Twenty-seven people were arrested for public violence and they appeared in court last week.
-->
Charges against three of them were dropped, leaving 24 students to stand trial. Their case was postponed to April 7.
The university was closed for a week due to the protests.
The EFF has been a victim of malicious rumours and a vicious campaign by the DA to steal its voters, Mashego also claimed on Tuesday.
The Gauteng EFF chair said the DA has been on a mission to paint its members as violent to prospective voters. "We know the DA has been spreading very malicious rumours through SMS campaigns, sending not just to students but to prospective voters, basically saying the EFF is a violent organisation and the EFF student command in universities are inciting violence," Mashego said.
Mashego reacted to a statement by the DA on Monday, saying it intending to lay criminal charges against the EFF for allegedly inciting violence on campuses.
DA national spokesperson Refiloe Ntsekhe said the party had not sent out any SMS.
"We would never send out messages like that, it goes against how we operate as a party," she said.
"We always believe we must uphold principles and the rule of law."
Ntsekhe said the DA would not take the law into its own hands.
MP and DA Student Organisation (Daso) leader, Yusuf Cassim, said the EFF had been using "violent and racially divisive language" to communicate with students over the past week.
"The charge relates particularly to a post by an EFF Youth Command leader, Omphile Seleke, on Facebook, which detailed the steps to make a petrol bomb.
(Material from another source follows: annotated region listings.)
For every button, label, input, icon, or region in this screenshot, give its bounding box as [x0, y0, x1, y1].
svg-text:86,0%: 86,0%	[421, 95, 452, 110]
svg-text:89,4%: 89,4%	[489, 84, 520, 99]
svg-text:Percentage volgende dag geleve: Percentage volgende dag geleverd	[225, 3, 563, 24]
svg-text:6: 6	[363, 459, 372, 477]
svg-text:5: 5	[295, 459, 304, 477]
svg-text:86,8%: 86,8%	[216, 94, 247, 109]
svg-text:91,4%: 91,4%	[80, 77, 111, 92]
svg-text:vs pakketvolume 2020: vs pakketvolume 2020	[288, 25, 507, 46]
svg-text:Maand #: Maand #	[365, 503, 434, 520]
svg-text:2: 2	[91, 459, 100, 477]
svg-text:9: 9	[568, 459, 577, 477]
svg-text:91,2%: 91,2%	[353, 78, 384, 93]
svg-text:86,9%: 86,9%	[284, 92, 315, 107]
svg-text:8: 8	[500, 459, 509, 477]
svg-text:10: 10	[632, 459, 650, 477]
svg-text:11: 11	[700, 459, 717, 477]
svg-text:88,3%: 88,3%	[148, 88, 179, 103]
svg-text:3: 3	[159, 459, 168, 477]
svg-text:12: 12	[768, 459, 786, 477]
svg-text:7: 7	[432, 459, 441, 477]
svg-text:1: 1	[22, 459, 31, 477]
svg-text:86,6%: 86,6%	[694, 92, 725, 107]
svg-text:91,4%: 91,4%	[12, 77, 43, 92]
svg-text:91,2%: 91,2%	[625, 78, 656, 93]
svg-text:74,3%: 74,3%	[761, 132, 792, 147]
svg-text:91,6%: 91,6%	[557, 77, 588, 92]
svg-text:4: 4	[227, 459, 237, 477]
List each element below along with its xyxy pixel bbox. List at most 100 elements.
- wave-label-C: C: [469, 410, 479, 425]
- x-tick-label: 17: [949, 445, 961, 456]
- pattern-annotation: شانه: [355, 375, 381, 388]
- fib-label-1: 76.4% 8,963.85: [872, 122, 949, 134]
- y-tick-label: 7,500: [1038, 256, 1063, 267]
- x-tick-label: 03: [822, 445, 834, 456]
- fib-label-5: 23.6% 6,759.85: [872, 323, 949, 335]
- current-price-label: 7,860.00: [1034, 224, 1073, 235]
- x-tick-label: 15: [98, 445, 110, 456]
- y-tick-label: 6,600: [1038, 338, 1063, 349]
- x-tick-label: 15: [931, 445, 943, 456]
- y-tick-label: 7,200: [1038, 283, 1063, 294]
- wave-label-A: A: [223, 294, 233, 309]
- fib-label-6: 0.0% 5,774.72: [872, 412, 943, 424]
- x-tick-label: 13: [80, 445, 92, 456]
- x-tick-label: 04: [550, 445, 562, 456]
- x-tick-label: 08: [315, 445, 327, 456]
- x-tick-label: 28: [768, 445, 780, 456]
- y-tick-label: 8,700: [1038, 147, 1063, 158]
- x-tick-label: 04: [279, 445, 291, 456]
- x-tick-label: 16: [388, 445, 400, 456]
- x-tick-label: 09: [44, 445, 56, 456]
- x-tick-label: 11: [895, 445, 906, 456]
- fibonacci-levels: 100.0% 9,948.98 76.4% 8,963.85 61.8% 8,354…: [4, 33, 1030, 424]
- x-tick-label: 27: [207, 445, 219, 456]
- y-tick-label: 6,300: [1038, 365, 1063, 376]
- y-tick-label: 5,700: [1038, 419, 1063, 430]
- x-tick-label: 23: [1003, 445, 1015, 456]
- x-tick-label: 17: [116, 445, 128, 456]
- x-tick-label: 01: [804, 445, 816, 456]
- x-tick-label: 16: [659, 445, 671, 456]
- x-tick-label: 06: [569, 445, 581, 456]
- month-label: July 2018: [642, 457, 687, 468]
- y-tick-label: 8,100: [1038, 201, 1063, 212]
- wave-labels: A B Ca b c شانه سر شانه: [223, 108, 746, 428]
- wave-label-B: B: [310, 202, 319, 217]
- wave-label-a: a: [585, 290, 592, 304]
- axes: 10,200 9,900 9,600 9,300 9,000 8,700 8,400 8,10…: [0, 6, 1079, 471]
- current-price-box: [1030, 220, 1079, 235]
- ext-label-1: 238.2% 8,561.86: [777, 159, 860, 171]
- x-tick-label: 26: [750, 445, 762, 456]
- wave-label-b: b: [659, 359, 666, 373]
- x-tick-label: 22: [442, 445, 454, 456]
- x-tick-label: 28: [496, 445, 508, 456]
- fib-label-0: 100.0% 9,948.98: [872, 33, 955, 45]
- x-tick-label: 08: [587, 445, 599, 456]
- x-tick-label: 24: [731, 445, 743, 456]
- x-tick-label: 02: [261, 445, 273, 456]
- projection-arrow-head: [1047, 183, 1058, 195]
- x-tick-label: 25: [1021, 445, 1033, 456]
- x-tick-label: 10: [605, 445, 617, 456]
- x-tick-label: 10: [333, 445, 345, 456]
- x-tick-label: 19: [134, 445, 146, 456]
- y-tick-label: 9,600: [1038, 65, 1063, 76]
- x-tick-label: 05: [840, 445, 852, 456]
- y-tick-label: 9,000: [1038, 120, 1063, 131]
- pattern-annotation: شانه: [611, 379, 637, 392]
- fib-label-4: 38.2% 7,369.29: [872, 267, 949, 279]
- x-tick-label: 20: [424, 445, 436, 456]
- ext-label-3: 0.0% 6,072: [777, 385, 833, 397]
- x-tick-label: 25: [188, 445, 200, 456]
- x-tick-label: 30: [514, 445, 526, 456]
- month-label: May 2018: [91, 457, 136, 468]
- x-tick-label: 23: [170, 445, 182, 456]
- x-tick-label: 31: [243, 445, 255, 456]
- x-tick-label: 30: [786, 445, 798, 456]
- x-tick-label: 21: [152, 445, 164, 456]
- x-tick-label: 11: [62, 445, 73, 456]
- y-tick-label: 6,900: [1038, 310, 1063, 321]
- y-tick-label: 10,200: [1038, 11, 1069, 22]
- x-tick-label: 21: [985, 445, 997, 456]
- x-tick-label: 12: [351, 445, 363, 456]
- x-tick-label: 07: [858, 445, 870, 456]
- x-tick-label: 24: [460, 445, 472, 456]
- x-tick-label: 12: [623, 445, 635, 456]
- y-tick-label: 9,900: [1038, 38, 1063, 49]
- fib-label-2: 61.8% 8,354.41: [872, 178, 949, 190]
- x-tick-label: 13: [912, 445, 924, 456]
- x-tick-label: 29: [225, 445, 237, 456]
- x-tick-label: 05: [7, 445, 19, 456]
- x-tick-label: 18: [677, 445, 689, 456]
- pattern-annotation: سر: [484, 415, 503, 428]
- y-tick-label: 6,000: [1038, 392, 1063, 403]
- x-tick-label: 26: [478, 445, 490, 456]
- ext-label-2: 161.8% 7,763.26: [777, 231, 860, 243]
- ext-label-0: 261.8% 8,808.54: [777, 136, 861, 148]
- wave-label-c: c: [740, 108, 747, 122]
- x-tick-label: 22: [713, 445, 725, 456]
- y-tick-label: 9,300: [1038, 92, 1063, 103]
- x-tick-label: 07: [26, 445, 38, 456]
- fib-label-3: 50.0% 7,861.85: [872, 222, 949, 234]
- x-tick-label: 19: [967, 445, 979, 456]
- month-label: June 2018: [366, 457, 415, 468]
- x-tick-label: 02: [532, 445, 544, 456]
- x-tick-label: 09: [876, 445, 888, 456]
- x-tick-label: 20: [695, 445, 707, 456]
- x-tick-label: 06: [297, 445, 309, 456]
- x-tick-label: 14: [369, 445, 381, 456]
This post was subsequently retweeted by the EFF Student Command at the University of Pretoria," the DA said.
Mashego said this was part of a DA ploy to cook up stories to win voters. "We are not surprised they are now cooking up stories and what they call evidence to claim the EFF is inciting violence. The violence we keep experiencing is brought on by state and by leadership at universities."
On Tuesday, the DA said due to commitments in Parliament it would only lay criminal charges against the EFF on Wednesday.